A new mathematical model for the homeostatic effects of sleep loss on neurobehavioral performance.

The two-process model of sleep regulation makes accurate predictions of sleep timing and duration for a variety of experimental sleep deprivation and nap sleep scenarios. Upon extending its application to waking neurobehavioral performance, however, the model fails to predict the effects of chronic sleep restriction. Here we show that the two-process model belongs to a broader class of models formulated in terms of coupled non-homogeneous first-order ordinary differential equations, which have a dynamic repertoire capturing waking neurobehavioral functions across a wide range of wake/sleep schedules. We examine a specific case of this new model class, and demonstrate the existence of a bifurcation: for daily amounts of wakefulness less than a critical threshold, neurobehavioral performance is predicted to converge to an asymptotically stable state of equilibrium; whereas for daily wakefulness extended beyond the critical threshold, neurobehavioral performance is predicted to diverge from an unstable state of equilibrium.

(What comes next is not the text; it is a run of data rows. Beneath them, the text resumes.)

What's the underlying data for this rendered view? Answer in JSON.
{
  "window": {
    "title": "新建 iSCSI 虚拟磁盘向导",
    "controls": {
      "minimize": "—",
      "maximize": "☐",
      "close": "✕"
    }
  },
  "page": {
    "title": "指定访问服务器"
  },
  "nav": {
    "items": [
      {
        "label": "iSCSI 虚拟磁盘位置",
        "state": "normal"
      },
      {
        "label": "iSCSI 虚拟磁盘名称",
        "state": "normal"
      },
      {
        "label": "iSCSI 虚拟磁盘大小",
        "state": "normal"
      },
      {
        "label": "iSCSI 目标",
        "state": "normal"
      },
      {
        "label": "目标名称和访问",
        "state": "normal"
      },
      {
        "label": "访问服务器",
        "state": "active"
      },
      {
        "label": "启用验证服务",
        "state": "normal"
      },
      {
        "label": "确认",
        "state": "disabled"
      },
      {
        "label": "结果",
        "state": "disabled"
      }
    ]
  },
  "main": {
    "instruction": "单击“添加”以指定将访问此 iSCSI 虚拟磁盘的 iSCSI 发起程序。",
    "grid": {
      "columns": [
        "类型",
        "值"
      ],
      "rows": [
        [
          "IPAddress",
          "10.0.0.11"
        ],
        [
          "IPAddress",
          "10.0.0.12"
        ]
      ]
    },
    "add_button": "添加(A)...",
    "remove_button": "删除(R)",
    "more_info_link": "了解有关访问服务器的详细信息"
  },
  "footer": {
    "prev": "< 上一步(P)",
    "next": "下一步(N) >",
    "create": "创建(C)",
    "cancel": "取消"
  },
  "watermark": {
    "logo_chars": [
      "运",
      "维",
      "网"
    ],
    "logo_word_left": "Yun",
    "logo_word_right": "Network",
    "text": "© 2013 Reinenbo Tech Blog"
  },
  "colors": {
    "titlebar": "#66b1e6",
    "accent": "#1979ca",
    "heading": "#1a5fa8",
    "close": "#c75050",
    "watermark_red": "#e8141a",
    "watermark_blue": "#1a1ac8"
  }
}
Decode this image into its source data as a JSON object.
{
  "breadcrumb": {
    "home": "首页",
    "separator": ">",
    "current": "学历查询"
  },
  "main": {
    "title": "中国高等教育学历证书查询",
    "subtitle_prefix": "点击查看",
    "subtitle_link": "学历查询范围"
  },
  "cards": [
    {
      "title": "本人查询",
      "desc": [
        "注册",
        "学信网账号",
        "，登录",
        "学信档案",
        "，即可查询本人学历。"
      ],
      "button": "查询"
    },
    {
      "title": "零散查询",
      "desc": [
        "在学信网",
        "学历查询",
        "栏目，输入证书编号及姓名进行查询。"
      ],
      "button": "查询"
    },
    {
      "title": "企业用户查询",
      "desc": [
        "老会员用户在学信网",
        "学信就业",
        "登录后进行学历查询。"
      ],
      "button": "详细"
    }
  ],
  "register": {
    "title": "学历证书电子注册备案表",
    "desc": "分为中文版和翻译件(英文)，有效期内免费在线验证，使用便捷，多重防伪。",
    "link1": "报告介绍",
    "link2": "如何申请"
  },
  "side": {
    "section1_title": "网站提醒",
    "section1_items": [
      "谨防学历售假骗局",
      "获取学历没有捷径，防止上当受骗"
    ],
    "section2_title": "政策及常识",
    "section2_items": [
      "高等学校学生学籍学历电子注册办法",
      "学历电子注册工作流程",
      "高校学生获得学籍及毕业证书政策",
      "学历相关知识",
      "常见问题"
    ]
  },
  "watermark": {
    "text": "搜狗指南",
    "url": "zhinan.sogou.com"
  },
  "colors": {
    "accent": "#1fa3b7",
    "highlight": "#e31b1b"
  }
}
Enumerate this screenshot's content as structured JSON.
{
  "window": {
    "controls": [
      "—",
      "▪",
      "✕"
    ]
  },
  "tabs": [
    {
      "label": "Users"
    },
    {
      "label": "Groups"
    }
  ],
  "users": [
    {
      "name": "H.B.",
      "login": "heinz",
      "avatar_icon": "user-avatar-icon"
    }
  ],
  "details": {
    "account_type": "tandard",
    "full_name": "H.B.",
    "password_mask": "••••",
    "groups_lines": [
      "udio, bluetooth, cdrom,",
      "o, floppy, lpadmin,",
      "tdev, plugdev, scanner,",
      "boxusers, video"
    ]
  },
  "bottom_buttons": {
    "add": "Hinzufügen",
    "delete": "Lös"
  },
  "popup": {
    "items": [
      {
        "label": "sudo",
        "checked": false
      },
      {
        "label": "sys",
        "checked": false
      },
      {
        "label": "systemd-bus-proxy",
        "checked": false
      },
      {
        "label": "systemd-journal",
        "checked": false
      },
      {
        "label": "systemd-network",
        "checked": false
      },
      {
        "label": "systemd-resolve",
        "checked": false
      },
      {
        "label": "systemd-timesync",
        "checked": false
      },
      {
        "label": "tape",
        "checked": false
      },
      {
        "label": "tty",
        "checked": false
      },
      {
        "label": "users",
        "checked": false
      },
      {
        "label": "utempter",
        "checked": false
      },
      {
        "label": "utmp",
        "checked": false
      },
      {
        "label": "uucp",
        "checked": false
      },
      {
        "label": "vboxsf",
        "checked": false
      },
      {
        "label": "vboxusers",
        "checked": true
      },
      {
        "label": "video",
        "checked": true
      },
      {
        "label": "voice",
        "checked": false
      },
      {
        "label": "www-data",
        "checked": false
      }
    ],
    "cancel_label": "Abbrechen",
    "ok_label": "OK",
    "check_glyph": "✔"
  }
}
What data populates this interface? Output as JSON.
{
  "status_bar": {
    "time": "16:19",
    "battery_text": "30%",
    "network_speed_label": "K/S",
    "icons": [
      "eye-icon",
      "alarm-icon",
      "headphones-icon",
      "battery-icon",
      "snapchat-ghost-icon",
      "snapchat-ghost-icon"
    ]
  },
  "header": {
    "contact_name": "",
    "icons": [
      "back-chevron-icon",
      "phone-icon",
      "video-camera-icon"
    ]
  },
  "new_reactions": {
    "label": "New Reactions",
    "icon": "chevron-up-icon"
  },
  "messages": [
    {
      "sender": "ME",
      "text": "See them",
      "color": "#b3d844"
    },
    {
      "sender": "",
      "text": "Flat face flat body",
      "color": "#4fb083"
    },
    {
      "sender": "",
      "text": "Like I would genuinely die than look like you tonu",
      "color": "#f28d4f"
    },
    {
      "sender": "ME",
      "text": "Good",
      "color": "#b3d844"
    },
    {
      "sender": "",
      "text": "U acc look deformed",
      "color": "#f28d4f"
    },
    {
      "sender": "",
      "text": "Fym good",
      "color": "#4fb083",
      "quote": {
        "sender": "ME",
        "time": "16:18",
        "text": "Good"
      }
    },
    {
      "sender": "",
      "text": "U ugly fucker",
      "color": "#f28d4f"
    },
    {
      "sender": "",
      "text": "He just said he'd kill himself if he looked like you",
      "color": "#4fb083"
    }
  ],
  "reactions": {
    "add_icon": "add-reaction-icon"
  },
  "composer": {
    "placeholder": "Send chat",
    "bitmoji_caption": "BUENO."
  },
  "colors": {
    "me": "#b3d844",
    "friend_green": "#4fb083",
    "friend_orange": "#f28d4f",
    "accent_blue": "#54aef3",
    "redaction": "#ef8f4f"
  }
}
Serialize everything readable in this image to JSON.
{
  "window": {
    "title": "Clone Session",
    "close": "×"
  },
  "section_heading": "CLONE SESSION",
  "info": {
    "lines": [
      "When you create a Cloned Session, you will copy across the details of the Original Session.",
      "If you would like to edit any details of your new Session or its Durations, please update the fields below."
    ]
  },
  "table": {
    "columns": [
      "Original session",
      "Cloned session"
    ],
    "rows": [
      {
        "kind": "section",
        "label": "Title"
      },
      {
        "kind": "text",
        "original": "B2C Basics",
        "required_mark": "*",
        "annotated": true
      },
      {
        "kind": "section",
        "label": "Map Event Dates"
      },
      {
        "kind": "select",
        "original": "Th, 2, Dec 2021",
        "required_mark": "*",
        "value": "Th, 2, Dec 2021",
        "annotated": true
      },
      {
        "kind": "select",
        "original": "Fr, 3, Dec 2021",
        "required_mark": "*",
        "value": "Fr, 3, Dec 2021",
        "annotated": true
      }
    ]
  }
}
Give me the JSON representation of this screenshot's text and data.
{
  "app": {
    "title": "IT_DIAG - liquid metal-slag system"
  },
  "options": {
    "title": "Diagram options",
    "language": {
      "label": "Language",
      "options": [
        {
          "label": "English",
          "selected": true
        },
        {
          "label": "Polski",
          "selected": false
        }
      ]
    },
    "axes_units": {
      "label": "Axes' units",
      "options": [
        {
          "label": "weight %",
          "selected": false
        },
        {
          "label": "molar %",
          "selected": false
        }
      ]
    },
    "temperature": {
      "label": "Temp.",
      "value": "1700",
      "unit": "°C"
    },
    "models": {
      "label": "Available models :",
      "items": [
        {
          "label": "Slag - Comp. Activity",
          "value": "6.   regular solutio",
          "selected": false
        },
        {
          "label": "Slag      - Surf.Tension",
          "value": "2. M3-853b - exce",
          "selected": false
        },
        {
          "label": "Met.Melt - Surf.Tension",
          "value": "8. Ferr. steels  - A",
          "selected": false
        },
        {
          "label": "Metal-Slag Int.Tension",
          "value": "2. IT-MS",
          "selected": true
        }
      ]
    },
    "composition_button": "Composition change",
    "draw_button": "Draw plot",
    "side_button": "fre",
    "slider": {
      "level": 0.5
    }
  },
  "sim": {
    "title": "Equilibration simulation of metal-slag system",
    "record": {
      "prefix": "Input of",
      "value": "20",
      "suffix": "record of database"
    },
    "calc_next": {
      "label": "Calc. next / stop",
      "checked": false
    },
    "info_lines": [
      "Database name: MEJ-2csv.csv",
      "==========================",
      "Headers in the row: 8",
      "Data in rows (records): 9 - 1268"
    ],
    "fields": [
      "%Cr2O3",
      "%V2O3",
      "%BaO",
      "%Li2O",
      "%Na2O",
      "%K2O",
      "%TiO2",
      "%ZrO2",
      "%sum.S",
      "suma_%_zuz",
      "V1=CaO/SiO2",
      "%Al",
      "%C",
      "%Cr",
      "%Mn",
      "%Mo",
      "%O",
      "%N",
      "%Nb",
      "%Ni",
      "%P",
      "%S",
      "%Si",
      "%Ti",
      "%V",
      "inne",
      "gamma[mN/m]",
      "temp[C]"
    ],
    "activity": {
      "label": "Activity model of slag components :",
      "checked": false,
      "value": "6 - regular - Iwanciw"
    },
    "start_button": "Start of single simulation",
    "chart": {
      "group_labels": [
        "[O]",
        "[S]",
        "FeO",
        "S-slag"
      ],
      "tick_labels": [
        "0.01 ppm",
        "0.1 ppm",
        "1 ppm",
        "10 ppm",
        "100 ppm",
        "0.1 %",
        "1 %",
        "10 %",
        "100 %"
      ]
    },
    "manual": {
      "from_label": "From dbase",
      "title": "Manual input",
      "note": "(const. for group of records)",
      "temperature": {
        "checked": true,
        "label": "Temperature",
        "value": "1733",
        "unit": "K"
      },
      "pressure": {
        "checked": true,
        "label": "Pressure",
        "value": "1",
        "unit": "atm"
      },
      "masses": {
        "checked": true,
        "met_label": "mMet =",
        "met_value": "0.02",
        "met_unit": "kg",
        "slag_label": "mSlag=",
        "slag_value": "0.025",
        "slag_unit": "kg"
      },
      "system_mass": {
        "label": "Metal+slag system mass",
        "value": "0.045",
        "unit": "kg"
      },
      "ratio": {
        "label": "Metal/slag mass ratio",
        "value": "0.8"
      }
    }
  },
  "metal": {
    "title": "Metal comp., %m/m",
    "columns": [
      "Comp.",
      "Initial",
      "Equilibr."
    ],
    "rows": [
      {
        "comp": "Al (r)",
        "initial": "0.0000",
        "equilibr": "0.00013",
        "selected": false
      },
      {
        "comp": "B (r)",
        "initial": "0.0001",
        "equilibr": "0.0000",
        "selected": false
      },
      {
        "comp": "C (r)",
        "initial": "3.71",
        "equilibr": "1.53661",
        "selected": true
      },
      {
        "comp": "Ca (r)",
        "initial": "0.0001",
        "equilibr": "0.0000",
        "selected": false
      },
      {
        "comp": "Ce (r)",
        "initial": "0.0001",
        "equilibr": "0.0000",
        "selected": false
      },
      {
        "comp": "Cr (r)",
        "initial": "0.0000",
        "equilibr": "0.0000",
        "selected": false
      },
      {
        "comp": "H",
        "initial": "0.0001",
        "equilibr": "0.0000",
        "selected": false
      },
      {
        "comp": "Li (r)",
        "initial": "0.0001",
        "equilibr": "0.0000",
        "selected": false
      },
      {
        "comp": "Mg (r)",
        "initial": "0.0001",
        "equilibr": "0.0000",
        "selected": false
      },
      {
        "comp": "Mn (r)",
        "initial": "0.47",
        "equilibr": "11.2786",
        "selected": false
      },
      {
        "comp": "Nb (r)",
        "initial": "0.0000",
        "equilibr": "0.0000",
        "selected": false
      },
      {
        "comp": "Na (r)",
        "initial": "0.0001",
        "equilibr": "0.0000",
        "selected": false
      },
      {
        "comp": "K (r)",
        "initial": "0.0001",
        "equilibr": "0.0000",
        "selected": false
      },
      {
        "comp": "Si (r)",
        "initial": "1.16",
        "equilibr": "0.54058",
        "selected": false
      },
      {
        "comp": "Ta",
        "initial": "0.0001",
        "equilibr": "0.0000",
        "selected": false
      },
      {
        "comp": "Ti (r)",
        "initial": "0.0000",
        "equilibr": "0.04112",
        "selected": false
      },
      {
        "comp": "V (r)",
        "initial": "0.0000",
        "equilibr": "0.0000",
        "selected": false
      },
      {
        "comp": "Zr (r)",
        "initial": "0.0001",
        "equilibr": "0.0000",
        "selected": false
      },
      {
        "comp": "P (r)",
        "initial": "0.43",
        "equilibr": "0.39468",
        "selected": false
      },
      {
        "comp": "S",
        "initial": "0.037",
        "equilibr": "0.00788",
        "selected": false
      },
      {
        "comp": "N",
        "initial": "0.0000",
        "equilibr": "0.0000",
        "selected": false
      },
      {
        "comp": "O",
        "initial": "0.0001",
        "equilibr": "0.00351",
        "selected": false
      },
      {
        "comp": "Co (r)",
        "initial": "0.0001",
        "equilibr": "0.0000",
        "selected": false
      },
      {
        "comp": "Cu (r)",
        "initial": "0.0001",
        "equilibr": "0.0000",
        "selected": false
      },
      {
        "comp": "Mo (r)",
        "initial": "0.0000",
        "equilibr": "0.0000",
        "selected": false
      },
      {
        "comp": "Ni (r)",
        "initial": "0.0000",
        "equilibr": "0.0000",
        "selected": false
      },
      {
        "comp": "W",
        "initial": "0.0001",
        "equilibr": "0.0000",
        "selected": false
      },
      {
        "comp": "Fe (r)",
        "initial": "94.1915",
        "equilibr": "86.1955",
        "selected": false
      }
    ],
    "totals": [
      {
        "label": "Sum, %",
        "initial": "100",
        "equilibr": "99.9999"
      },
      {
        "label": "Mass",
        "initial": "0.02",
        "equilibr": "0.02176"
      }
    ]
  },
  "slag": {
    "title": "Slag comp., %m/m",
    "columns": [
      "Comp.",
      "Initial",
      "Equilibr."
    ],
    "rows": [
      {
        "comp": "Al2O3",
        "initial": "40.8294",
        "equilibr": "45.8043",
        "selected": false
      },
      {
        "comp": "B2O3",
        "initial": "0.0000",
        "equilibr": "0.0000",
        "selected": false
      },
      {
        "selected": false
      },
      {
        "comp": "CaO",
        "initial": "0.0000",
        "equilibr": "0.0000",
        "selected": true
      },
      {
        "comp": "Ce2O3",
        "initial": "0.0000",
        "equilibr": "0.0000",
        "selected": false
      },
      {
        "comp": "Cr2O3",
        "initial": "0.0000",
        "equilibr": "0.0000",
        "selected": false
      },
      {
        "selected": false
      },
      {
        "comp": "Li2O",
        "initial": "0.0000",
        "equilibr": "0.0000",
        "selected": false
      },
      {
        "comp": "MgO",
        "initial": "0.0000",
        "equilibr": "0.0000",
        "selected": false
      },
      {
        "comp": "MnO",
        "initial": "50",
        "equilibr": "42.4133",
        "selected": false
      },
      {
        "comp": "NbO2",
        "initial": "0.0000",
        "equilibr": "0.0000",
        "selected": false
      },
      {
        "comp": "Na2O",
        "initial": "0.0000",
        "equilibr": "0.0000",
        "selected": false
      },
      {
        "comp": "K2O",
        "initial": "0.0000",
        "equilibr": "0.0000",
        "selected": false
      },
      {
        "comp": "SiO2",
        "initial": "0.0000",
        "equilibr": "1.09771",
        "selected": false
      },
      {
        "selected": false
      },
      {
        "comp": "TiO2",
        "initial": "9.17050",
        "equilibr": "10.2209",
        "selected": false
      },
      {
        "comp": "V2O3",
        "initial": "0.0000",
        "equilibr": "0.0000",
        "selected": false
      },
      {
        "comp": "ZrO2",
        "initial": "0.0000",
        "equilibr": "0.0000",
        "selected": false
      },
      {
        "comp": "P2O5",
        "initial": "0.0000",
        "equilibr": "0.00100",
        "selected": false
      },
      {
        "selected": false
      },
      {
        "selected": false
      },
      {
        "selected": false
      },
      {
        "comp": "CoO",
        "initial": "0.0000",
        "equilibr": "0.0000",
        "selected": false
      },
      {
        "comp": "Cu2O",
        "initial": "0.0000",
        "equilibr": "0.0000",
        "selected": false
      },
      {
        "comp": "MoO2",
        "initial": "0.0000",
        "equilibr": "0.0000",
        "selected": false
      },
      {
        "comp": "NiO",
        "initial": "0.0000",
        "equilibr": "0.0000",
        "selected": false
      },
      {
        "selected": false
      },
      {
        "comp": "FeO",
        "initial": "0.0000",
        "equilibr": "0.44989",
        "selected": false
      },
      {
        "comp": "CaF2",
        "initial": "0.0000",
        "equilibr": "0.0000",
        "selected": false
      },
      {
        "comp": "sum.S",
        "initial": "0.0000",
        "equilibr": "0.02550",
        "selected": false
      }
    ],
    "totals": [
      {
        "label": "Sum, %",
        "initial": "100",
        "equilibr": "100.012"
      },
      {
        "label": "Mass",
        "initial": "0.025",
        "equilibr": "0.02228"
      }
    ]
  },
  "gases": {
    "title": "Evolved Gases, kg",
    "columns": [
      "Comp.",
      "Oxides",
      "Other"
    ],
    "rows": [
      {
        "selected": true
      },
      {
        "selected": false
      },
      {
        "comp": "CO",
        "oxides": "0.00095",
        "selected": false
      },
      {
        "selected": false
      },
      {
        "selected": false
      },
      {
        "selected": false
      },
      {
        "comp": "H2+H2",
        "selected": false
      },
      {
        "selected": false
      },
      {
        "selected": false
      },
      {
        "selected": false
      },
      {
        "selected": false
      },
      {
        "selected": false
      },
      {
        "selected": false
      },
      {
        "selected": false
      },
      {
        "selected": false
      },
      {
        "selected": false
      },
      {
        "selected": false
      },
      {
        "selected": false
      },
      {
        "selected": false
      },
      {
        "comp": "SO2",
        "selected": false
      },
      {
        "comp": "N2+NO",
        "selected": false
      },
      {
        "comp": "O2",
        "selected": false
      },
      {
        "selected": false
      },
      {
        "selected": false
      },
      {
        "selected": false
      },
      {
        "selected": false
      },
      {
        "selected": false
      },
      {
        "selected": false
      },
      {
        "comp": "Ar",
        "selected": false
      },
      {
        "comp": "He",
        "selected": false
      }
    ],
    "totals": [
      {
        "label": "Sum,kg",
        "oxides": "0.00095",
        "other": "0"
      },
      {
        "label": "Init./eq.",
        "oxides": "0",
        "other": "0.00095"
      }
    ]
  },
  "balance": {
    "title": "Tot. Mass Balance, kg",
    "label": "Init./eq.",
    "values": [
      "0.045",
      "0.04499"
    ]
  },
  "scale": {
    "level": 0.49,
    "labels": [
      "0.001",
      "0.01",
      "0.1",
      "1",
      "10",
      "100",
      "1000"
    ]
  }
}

Comparison of model simulations to laboratory observations of lapses of attention on a psychomotor vigilance test (PVT), in experiments on the effects of chronic sleep restriction and acute total sleep deprivation, suggests that this bifurcation is an essential feature of performance impairment due to sleep loss. We present three new predictions that may be experimentally verified to validate the model. These predictions, if confirmed, challenge conventional notions about the effects of sleep and sleep loss on neurobehavioral performance. The new model class implicates a biological system analogous to two connected compartments containing interacting compounds with time-varying concentrations as being a key mechanism for the regulation of psychomotor vigilance as a function of sleep loss. We suggest that the adenosinergic neuromodulator/receptor system may provide the underlying neurobiology.